The annual results of CH Robinson confirmed challenging trends we have witnessed for well over a year for asset-light businesses operating in the transport and logistics world.
Investors were unforgiving this week following the release of the US-headquartered 3PL’s trading update with its shares closing at $91.5 – down 3.7% on the day, after a six-month rally that pushed the stock price to record highs of over $100 less than a week before, while at the end of July 2017 it traded in the mid-60s.
Group net revenue grew, but nowhere near enough to offset the rise in operating costs, forcing it to report falling operating income and lower earnings per share (EPS). Headline EPS looked stronger on a comparable basis, mainly thanks to buybacks.
Its three core divisions – North American Surface Transportation (NAST, $1.5bn net revenues), Global Forwarding (GF, $485m net revenues) and Robinson Fresh (RF, $226m net revenues) – enjoyed different fortunes, with growth achieved where it was least needed.
Forwarding activities saw a net revenue surge of over 20%, but the division remains only a third the size of NAST, while GF’s underlying operating profits are by far the lowest in CH Robinson’s assets portfolio – operating income margins for NATS, GF and RF stood at 41.1%, 18.7% and 23.4%, respectively.
While “total” – rather than net – group revenues climbed 13.1% to $14.8bn, net revenues rose only 4% to almost $2.4bn (including flat “sourcing” sales of $122m), hindered by a poor performance in its flagship truckload business, down 2.2% to $1.2bn on a net revenue basis. Truckload turns over just over 50% of group net sales.
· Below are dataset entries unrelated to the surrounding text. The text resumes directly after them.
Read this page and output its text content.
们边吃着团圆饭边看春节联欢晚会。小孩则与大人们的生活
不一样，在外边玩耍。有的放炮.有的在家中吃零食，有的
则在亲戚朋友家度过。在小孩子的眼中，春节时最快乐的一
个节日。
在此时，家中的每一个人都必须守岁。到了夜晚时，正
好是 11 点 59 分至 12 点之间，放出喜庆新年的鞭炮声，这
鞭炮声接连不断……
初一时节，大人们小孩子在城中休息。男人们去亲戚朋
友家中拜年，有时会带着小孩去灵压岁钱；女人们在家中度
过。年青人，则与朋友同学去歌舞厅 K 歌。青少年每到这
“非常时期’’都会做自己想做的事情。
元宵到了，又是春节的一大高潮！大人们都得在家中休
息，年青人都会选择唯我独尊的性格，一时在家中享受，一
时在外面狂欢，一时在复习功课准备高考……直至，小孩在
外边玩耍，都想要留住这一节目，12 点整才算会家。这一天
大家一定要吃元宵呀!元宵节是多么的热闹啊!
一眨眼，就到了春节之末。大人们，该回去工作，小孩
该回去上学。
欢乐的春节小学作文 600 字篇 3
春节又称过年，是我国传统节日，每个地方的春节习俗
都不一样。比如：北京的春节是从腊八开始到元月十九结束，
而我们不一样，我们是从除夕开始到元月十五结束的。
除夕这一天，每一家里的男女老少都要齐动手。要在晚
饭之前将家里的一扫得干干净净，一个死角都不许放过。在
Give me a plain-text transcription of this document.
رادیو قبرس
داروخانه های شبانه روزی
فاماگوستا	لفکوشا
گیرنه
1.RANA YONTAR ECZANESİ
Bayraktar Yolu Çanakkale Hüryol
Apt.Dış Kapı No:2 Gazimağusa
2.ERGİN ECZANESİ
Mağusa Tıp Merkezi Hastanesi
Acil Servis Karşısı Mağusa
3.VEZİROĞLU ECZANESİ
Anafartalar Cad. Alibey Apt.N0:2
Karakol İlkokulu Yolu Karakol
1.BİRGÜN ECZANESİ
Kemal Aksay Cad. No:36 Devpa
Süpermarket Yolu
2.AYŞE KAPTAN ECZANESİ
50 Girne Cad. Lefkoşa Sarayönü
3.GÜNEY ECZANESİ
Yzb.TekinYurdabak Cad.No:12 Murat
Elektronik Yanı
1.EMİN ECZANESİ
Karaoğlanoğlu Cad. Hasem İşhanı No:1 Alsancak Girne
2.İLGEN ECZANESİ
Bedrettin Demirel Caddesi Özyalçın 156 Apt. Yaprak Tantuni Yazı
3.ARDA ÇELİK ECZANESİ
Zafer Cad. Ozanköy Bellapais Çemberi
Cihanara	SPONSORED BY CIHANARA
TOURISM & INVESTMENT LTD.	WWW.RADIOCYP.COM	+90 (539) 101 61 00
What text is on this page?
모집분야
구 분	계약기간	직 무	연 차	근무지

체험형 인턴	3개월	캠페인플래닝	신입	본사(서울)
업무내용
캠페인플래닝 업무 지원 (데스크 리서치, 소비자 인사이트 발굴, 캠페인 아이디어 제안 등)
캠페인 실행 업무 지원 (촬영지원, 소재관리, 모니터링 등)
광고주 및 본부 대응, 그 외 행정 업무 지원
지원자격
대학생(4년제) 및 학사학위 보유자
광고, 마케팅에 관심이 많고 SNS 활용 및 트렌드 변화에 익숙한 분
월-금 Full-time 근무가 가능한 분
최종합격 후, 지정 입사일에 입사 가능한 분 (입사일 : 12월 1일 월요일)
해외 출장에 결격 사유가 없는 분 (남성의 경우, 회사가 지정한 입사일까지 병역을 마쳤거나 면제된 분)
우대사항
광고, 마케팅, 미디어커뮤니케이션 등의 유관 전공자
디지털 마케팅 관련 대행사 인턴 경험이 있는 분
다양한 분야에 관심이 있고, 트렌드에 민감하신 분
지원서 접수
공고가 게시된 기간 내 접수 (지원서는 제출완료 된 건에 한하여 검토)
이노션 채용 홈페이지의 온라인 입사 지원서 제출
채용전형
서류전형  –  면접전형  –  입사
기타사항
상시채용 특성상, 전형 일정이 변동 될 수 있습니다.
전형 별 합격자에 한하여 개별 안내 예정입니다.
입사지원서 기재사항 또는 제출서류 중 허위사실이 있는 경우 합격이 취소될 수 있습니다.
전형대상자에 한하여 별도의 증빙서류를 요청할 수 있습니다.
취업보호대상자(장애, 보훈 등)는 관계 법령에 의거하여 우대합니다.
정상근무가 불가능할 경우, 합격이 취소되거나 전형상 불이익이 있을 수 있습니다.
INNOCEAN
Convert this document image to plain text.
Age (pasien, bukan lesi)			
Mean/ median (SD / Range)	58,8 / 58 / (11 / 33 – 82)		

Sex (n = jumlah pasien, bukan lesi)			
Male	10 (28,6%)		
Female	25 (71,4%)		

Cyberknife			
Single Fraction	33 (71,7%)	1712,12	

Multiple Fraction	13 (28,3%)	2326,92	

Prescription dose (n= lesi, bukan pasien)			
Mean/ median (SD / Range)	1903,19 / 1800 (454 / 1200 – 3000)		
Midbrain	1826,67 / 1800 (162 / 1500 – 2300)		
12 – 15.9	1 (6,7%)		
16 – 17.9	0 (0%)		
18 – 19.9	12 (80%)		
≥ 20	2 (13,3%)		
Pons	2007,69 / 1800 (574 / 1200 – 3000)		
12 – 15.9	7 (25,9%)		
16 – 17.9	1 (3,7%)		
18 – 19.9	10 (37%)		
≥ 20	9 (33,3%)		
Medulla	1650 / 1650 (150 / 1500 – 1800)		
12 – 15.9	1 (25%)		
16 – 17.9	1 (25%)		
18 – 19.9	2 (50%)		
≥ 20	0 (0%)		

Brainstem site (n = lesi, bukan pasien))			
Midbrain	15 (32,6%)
Less-than-truckload (LTL) activities, the second-largest net revenue contributor with $407m, rose 6.6%, while both ocean and air forwarding were boosted by benign trading conditions, recording 19% and 22.6% growth rates, respectively. The two units combined, however, generated only 14% of group net sales, and their surge did little to shore up earnings. Meanwhile, the smaller intermodal division ($29m of net revenues) was under pressure, too (-13%), but customs-related sales (+40.5%) comfortably made up for the lower turnover of the former unit.
While group operating income, or EBIT, dropped 7.5% to $775m from $837m one year earlier, earnings per shares (EPS) held up and dropped much less than EBIT, mainly thanks to a lower share count from share buybacks.
EPS would have been almost 2% lower had the company not reduced its share count by about two million yearly, on a fully diluted basis. Moreover, interest and other expenses – the cost line between EBIT and net pre-tax income – almost doubled to $46.6m from $25.5m.
CH Robinson’s balance sheet remains rock-solid, with a rising cash pile of $333.8m (2016: 247m) and a manageable debt position, which means it has plenty of room to grow inorganically without harming its sound credit risk profile.
Notably, however, its annual operating cash flow (OCF) plunged 28% to $380m from $530m one year earlier, mainly due to changes in working capital, where a surge of receivables had a negative impact on OCF to the tune of $364m (2016: -$173m), which was only marginally offset by cash inflows from lower payables.
The company cut back on capex, which is seldom particularly heavy given the nature of its business ($40m in 2017 vs $73m in 2016).
Finally, cash outlays from dividends rose 5.3% to $258m, while net share repurchases stood at $165m against $190m one year earlier. Its forward dividend yield is about 2%.